DNR to Eliminate the Remaining Fish Population at Hickory Grove Lake

Posted to The Greenprint by Erica Place

Story County Conservation (SCC) and the Iowa Department of Natural Resources (DNR) are partnering to renovate the remaining fishery in Hickory Grove Lake. The DNR will treat Hickory Grove Lake later this summer (pending workable weather conditions) with rotenone, a botanical pesticide, to eliminate the remaining fish population.

An attempt was made last fall/winter to drain and dry the lake basin to rid the lake of common carp, grass carp, and black bullhead. These injurious fish species reduce water clarity, destroy aquatic plants, and prevent the fishery from reaching its full potential.

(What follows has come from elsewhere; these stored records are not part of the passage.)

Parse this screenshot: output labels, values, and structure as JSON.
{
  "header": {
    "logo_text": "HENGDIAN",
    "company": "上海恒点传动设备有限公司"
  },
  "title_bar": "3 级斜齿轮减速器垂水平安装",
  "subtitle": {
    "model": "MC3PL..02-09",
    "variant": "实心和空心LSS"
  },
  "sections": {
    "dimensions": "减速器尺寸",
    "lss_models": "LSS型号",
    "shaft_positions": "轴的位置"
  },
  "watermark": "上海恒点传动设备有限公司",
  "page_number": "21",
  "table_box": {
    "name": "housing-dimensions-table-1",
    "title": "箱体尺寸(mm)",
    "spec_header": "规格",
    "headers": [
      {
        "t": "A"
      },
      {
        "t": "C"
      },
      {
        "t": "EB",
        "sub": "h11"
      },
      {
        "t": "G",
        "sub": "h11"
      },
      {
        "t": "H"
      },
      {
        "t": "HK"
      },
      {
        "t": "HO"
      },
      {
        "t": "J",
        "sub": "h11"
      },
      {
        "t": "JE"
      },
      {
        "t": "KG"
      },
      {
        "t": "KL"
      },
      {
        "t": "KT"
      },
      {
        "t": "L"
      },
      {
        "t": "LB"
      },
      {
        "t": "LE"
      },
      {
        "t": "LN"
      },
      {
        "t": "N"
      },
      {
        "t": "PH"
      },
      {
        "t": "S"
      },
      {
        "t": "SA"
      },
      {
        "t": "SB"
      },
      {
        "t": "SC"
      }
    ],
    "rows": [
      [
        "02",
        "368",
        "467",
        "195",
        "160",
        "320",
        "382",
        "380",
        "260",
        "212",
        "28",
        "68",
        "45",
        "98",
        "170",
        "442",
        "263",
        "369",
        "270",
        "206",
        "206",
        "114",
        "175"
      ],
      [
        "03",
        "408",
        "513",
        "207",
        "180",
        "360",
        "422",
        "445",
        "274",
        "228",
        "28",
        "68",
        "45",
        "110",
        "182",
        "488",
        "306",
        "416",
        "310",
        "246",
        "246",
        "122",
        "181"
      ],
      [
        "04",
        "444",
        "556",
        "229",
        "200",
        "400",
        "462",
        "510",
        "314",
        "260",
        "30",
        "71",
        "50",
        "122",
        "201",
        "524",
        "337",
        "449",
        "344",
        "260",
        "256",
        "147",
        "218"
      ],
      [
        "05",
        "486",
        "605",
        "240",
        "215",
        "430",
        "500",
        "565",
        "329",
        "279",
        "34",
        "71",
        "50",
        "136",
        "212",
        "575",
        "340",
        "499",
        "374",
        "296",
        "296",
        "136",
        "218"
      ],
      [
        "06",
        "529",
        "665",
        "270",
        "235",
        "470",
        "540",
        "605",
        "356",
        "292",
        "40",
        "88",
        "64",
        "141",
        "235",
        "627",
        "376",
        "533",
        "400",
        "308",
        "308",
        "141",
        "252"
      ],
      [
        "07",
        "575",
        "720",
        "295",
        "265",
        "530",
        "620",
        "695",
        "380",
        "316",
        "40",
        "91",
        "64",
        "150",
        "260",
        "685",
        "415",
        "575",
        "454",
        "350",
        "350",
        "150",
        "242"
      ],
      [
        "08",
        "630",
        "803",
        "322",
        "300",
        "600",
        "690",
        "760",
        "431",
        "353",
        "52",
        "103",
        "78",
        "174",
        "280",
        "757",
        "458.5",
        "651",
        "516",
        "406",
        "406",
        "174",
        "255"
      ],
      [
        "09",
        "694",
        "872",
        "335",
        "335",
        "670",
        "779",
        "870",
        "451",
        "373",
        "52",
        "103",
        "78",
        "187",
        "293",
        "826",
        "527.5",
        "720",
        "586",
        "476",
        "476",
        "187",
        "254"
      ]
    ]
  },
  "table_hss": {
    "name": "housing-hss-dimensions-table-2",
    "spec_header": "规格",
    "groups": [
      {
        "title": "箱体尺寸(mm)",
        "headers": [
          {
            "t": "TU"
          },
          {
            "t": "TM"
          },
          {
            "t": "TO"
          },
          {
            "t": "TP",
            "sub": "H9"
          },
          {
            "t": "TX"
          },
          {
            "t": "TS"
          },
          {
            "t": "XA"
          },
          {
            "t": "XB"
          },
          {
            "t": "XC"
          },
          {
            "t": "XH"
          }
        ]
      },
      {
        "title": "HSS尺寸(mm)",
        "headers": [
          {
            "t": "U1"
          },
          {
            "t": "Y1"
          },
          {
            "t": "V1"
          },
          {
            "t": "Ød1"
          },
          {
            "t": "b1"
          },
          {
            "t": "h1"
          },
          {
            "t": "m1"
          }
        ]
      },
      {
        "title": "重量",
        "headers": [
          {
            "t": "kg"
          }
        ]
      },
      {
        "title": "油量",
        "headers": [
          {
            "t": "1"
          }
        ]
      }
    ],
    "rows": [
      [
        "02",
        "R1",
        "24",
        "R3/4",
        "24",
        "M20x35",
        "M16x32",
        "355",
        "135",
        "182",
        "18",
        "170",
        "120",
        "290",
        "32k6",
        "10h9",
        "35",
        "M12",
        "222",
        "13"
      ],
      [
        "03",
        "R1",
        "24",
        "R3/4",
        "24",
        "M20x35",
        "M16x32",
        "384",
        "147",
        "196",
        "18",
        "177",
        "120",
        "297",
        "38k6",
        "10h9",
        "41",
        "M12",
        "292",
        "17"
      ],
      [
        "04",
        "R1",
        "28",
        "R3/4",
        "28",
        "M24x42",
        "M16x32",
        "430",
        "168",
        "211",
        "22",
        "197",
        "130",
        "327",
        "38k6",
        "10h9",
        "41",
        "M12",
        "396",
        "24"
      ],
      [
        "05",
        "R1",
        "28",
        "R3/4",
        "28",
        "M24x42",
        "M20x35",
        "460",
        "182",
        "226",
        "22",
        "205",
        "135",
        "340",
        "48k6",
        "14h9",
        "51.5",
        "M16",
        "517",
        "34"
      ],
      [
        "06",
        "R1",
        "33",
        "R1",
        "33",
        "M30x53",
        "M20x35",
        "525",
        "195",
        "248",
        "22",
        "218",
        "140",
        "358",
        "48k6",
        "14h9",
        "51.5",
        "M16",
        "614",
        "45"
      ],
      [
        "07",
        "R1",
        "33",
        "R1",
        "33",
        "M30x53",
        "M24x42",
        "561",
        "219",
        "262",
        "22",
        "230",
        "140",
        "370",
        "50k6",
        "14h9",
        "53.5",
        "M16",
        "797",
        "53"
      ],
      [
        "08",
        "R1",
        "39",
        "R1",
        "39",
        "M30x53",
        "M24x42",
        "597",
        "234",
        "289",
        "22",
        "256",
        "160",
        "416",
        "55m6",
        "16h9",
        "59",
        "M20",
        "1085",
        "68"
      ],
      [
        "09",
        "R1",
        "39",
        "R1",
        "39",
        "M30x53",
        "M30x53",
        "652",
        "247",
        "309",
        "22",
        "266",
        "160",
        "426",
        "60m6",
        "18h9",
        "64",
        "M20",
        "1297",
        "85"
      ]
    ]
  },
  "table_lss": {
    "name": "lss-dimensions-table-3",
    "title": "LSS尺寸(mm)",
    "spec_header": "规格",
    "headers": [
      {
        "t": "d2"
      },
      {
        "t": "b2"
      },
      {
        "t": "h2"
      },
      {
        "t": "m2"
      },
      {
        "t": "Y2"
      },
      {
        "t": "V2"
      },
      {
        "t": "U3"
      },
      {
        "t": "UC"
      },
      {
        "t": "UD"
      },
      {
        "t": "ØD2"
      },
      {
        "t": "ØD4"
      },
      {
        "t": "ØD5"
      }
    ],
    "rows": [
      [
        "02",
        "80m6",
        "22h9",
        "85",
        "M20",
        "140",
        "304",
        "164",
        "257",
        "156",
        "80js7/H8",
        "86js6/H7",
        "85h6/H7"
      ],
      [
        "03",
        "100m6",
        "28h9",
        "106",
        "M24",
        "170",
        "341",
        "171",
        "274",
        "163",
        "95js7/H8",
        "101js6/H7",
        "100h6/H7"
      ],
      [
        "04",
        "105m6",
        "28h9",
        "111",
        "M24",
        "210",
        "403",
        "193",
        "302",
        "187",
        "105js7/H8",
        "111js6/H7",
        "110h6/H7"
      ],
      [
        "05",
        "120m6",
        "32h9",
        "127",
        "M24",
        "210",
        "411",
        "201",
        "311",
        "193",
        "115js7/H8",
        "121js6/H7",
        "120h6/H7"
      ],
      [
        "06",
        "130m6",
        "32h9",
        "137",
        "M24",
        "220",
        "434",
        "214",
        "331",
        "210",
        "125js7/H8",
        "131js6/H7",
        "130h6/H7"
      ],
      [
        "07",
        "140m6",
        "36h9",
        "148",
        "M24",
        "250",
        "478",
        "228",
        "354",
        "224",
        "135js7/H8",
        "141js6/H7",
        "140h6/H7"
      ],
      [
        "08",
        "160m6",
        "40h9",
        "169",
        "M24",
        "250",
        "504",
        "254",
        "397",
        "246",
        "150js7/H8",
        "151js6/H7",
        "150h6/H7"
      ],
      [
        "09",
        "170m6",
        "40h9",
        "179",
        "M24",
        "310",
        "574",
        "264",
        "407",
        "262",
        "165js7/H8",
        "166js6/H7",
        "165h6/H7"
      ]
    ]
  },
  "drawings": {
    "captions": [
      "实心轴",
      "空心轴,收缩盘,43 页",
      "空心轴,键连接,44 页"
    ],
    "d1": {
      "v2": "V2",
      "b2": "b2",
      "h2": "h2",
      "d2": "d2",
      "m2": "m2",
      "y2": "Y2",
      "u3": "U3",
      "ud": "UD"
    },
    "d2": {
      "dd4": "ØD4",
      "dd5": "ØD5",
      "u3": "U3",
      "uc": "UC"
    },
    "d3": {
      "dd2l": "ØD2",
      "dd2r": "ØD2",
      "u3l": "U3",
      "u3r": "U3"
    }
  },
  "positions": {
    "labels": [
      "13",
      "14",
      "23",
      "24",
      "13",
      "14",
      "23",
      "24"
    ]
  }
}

Unfortunately, common carp were observed this spring as the lake was refilling. “The most effective method to eliminate the remaining fish population is to apply rotenone to the lake basin and tributaries,” said Ben Dodd, DNR Fisheries Management Biologist.

Rotenone is used world-wide and has been since the 1930’s.  It is a common tool that fisheries managers use for managing sport fish, improving water quality, and managing endangered species.  Rotenone is a naturally occurring compound that comes from the roots of a tropical plant in the bean family.  The DNR commonly uses the commercially available formulation, 5% Prenfish, which has been approved for fisheries management by the U.S. Environmental Protection Agency (EPA).

The EPA has concluded that the use of rotenone for fish control does not present a risk of unreasonable adverse effects to humans or the environment. The EPA certifies all pesticides based on use according to label directions, which the DNR is equipped to fulfill these obligations.

Eliminating injurious fish species is an imperative and final step to achieve water quality and fishery goals.